As to the merits, the IAS court erred in holding that HPD’s process for placing buildings in Asset Sales or TIL had to be set forth in rules formally adopted pursuant to CAPA (NY City Charter §§ 1041-1047). The rulemaking process is mandated when an agency establishes precepts that remove its discretion by dictating specific results in particular circumstances. “[0]nly a fixed, general principle to be applied by an administrative agency without regard to other facts and circumstances relevant to the regulatory scheme of the statute it administers constitutes a rule or regulation” that must be formally adopted. (Matter of Roman Catholic Diocese of Albany v New York State Dept. of Health, 66 NY2d 948, 951.) Rules are not required for “ad hoc decision making based on individual facts and circumstances” (Matter of Alca Indus. v Delaney, 92 NY2d 775, 778), or for “interpretive statements and statements of general policy that are merely explanatory and have no legal effect” (Childs v Bane, 194 AD2d 221, 228, appeal dismissed 83 NY2d 846, lv denied 83 NY2d 760). Here, the process for deciding whether a City-owned building should be centrally managed or placed in an alternative management program, such as Asset Sales or TIL, is broadly discretionary. Many of the determinative factors are subjective or imprecise. In any event, the time requirement that was the basis of HPD’s rejection of petitioners’ January 2000 request for the building’s transfer to TIL is stated in an adopted rule (28 RCNY 21-03 [a] [1]), which provides, “Any City-owned building may apply to any DAMP [Division of Alternative Management Programs] program, including the [TIL] Program, at any time prior to acceptance in any other DAMP program.” Thus, the agency’s February 2000 rejection of petitioners’ renewed attempt to have the building placed in the TIL program was proper.
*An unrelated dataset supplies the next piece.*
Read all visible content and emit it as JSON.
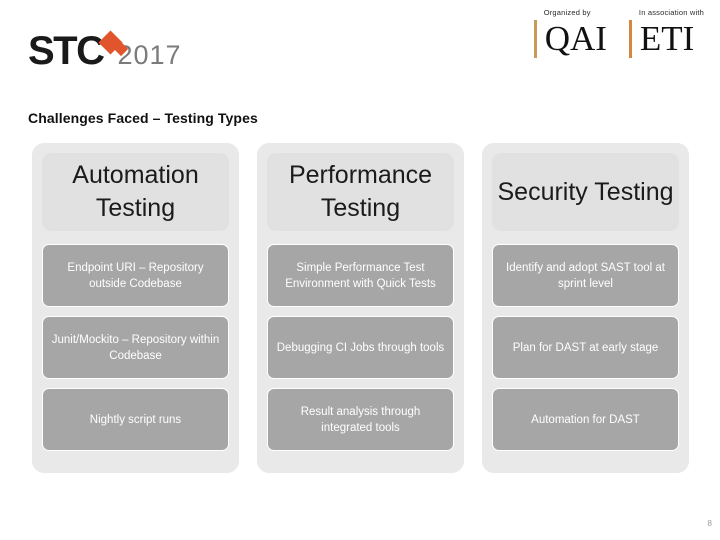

Nor was the IAS court correct that there is an HPD-created mandate that future rents in all buildings be “affordable” and that fulfillment of that mandate could not be assessed without further rules that would enable a court to determine if future rents in a conveyed building will be regulated. The regulation cited by the IAS court, 28 RCNY 21-02 (a), is merely a broad statement of agency goals, which does not create an enforceable obligation to preserve future rents at some level of “affordability” after the conveyance of a City-owned building to private ownership. In any event, whether future rents in a conveyed building will be subject to rent regulation is a question that can be resolved by recourse to existing rent laws without adoption of additional rules by HPD. (See, generally, Matter of General Elec. Co. v New York State Dept. of Labor, 76 NY2d 946, affg on op at 154 AD2d 117, 120-121.) Concur — Buckley, J.P., Sullivan, Lerner and Friedman, JJ. 
      
      
         Indeed, the March 9, 2001 order remanding the matter for further consideration is not a judgment finally disposing of the proceedings under CPLR 5701 (a) (1) and is not appealable as of right (CPLR 5701 [b] [1]). We, however, sua sponte, grant leave to appeal that order and consider the matter on the merits.